The Covenant Grants

The Makom Fellowship Program

Organization: Center for Small Town Jewish Life, Waterville, ME

Grant Year: 2021

Project Director: Rabbi Dr. David Freidenreich

Type of Grant: Signature

Grant Amount: $150,000 (3 years)


Curriculum Development and Training
Professional Development

Center for Small Town Jewish Life at Colby College – To provide practical training, intensive mentorship, and cohort-based peer support to emerging professionals eager to foster vibrant Jewish life in small communities.

What’s your number one priority in the field?
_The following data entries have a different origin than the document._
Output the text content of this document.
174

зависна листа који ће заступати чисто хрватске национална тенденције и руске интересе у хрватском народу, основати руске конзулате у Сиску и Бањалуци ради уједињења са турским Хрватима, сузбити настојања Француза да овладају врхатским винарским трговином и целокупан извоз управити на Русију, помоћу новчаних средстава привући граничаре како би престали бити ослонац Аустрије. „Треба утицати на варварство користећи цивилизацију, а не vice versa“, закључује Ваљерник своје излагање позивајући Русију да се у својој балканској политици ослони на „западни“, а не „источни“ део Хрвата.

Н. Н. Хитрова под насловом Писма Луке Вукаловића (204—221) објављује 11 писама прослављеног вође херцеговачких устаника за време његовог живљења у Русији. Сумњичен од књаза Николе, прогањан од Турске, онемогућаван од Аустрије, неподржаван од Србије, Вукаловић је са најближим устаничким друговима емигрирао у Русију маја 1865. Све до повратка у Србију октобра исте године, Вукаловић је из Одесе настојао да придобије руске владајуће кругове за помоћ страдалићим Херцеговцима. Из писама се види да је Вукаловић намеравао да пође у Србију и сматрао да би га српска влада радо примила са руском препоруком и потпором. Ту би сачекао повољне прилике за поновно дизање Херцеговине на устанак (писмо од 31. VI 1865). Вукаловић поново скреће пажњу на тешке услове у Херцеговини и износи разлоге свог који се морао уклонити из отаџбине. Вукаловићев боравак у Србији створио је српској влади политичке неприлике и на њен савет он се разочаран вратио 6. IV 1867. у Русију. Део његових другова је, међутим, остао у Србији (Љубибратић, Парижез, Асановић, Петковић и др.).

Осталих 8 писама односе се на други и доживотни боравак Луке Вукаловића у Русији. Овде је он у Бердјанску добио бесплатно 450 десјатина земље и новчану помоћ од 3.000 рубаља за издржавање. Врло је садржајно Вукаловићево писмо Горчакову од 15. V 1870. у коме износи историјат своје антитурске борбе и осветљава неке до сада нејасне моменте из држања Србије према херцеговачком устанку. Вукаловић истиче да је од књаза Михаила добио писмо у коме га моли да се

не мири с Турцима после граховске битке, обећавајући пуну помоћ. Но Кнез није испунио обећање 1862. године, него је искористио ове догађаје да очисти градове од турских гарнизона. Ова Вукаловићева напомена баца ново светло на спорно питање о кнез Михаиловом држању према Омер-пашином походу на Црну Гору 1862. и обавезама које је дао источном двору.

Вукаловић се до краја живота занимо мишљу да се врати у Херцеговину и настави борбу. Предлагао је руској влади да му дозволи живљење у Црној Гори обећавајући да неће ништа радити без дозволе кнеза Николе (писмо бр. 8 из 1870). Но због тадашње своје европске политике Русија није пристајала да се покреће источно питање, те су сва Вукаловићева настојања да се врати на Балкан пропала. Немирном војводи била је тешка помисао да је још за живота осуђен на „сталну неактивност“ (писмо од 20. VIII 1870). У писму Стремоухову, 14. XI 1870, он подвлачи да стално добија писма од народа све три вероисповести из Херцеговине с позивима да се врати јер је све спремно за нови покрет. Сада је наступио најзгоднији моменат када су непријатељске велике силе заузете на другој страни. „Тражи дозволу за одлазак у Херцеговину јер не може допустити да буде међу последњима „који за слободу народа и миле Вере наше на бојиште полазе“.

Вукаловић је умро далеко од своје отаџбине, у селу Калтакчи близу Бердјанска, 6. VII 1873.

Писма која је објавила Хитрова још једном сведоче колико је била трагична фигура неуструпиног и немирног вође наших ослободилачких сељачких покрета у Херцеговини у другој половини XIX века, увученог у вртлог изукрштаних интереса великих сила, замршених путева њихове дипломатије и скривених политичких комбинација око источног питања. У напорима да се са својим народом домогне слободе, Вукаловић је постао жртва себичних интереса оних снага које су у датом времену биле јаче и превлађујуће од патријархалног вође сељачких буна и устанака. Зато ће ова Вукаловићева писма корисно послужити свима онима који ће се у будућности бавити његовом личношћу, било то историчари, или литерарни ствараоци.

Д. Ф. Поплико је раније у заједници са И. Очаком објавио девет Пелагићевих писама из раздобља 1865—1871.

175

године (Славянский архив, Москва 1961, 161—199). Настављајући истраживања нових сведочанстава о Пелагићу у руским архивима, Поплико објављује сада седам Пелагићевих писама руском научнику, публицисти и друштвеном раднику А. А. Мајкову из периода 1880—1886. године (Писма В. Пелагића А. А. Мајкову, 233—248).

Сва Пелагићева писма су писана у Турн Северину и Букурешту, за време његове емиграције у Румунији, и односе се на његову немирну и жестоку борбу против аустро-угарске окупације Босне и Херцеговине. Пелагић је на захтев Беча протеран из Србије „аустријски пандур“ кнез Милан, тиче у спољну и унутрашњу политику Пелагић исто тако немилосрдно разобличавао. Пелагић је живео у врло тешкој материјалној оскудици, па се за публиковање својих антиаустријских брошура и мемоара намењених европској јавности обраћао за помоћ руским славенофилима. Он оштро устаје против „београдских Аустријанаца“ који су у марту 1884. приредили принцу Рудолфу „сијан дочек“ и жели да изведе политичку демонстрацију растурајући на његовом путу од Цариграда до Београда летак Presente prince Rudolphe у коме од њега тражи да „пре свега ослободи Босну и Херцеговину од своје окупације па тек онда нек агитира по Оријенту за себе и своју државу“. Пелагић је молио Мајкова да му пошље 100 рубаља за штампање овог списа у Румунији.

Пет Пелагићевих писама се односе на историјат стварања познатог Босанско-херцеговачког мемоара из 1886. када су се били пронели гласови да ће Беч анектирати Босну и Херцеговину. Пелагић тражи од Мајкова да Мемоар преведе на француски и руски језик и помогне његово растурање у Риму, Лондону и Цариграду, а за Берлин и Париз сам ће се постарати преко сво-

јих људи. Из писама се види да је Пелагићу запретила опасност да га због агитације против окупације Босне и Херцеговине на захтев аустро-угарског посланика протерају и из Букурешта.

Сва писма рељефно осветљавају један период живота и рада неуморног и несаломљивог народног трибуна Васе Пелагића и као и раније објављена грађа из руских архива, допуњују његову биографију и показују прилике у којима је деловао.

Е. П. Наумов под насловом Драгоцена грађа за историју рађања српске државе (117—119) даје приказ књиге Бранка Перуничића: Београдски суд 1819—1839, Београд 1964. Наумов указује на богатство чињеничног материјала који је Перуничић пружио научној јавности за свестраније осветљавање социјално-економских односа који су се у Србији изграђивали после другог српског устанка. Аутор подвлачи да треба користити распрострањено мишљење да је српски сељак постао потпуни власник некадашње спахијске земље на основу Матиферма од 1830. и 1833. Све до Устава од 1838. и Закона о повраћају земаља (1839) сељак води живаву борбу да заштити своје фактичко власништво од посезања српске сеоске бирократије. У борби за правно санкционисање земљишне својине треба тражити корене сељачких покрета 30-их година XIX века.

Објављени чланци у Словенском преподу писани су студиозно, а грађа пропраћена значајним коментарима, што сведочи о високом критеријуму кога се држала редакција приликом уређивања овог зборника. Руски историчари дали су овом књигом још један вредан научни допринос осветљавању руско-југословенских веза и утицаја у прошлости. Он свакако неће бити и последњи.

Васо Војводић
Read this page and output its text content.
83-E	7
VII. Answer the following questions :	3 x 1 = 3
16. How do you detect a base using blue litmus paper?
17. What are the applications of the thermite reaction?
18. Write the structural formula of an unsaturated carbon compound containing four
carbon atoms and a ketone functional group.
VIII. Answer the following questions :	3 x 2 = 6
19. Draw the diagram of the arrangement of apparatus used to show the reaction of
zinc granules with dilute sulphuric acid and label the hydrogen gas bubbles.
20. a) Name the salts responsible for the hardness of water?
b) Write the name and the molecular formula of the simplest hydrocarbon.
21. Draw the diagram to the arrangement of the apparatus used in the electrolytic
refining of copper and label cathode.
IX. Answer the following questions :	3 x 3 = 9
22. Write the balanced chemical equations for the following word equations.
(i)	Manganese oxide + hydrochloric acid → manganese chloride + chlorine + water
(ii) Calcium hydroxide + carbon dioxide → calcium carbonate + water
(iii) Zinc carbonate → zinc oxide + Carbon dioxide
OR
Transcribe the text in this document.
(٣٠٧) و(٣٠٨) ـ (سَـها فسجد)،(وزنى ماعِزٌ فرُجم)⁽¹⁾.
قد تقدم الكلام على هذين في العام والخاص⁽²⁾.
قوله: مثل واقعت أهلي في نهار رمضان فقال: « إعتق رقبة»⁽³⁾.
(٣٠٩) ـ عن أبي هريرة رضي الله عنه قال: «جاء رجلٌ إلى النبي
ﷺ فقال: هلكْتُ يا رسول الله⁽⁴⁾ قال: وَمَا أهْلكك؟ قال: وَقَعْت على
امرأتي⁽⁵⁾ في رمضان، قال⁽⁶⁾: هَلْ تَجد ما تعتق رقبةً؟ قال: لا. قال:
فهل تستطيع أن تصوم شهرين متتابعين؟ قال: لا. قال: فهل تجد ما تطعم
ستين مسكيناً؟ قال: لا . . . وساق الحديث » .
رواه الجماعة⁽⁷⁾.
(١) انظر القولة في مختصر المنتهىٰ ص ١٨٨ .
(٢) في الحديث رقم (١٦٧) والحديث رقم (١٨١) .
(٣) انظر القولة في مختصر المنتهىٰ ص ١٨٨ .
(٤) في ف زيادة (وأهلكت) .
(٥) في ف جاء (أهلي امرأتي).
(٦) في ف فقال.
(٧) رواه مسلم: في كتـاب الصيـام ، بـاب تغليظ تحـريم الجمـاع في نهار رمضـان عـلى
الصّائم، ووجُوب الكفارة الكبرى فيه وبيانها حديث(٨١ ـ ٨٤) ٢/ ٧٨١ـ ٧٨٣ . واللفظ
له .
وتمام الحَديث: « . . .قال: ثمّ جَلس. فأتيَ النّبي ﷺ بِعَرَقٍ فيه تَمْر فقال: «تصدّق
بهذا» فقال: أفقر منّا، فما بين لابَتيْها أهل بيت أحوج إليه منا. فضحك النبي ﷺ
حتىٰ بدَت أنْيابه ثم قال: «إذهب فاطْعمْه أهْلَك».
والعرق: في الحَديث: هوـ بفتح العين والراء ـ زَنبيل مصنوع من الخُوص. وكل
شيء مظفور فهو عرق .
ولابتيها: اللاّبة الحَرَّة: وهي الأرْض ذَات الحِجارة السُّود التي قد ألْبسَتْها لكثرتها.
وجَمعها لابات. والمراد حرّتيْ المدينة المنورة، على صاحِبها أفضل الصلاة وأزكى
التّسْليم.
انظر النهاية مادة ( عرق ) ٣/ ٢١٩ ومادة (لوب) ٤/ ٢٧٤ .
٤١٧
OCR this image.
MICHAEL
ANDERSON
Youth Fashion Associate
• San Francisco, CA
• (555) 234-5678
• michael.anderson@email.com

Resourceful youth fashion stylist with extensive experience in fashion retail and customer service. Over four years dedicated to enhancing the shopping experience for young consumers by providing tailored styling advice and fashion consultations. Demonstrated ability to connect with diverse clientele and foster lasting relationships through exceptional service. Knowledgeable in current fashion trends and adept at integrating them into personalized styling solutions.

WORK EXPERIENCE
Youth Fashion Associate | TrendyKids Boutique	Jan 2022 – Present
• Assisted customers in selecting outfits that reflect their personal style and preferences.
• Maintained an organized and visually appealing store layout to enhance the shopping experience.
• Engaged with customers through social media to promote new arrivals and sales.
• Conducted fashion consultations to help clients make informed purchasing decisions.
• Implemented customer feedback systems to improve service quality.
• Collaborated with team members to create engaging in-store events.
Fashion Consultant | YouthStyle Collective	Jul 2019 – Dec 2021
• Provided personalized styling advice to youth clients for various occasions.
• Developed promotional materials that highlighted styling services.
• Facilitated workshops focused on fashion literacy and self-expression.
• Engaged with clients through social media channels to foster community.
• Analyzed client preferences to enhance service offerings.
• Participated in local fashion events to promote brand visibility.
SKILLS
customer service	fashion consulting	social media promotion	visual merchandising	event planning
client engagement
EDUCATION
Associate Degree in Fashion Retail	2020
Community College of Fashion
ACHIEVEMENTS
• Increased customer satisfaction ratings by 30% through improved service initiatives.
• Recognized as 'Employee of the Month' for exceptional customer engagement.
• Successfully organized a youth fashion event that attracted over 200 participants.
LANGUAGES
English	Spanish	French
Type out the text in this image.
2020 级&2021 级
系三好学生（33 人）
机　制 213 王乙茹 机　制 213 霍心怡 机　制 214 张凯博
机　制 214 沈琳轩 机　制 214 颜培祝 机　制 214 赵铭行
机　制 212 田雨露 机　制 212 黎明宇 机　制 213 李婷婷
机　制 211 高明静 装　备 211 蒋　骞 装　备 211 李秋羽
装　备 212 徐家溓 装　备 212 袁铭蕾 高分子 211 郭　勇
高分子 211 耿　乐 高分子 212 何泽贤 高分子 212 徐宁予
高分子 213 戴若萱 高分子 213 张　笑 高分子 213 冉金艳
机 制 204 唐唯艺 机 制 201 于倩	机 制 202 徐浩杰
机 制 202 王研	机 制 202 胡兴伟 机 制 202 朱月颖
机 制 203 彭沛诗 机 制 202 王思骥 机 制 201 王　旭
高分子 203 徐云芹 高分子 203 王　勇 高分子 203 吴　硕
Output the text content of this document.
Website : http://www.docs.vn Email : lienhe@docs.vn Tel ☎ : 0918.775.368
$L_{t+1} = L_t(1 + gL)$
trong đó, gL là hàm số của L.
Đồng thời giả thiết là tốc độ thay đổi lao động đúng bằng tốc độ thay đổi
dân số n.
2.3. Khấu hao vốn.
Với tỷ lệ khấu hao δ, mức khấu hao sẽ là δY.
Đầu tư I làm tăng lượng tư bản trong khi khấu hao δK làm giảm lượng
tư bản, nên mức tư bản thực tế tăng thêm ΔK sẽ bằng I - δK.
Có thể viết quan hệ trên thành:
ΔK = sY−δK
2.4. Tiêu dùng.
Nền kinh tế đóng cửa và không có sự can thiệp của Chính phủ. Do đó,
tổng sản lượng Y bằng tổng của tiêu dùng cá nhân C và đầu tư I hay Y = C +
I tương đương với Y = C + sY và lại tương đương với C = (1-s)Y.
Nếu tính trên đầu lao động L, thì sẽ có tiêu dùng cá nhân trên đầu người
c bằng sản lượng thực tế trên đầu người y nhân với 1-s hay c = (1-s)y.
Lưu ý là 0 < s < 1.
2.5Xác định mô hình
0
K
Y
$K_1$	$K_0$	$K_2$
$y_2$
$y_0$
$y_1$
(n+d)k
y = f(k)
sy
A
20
Over a million American Jews—one out of every eight—live in counties with fewer than 10,000 Jews. Small Jewish communities, however, face serious challenges when they try to recruit talented leaders. Our goal is to attract and empower emerging professionals to cultivate vibrant, inclusive Jewish life rooted in their small community’s sense of place (makom). Different places have distinctive cultures, so they need leaders attuned to their particular challenges, opportunities, and ways of being Jewish. Great leaders, drawing on core values and proven methods of collaboration, can make a transformative impact.

For those not as familiar with “small town Jewish life,” what are the particular challenges these communities face, and what are their strengths?

In the U.S. today, wealth clusters in major metropolitan areas. Jewish communities in small towns lack the financial resources that larger communities take for granted, and every member of these communities experiences the impact of poverty, either personally or in the lives of their friends and neighbors. Small-town Jews also don’t have the luxury of separating themselves into affinity groups: they need to collaborate across cultural, generational, political, racial, and socioeconomic differences. For that very reason, though, these communities are often highly participatory, and they have an excellent track record of forging the next generation of Jewish communal leaders.

This project provides training, mentorship, and cohort-based support to emerging professionals eager to foster vibrant Jewish life in small communities. What would you say to someone considering a career as a small town Jewish professional?

Small towns offer incredible opportunities to exercise transformational leadership while enjoying a high quality of life, not least because their organizational lay leaders appreciate the value of maintaining a healthy work-life balance. It’s important to embrace the local culture rather than expect to recreate Jewish life as you’ve experienced it elsewhere. Those of us who grew up in major metro communities and chose to devote our careers to small-town Jewish life can attest to the many rich experiences we couldn’t have anticipated and now cherish. If this sounds intriguing, have conversations with current professionals in the field.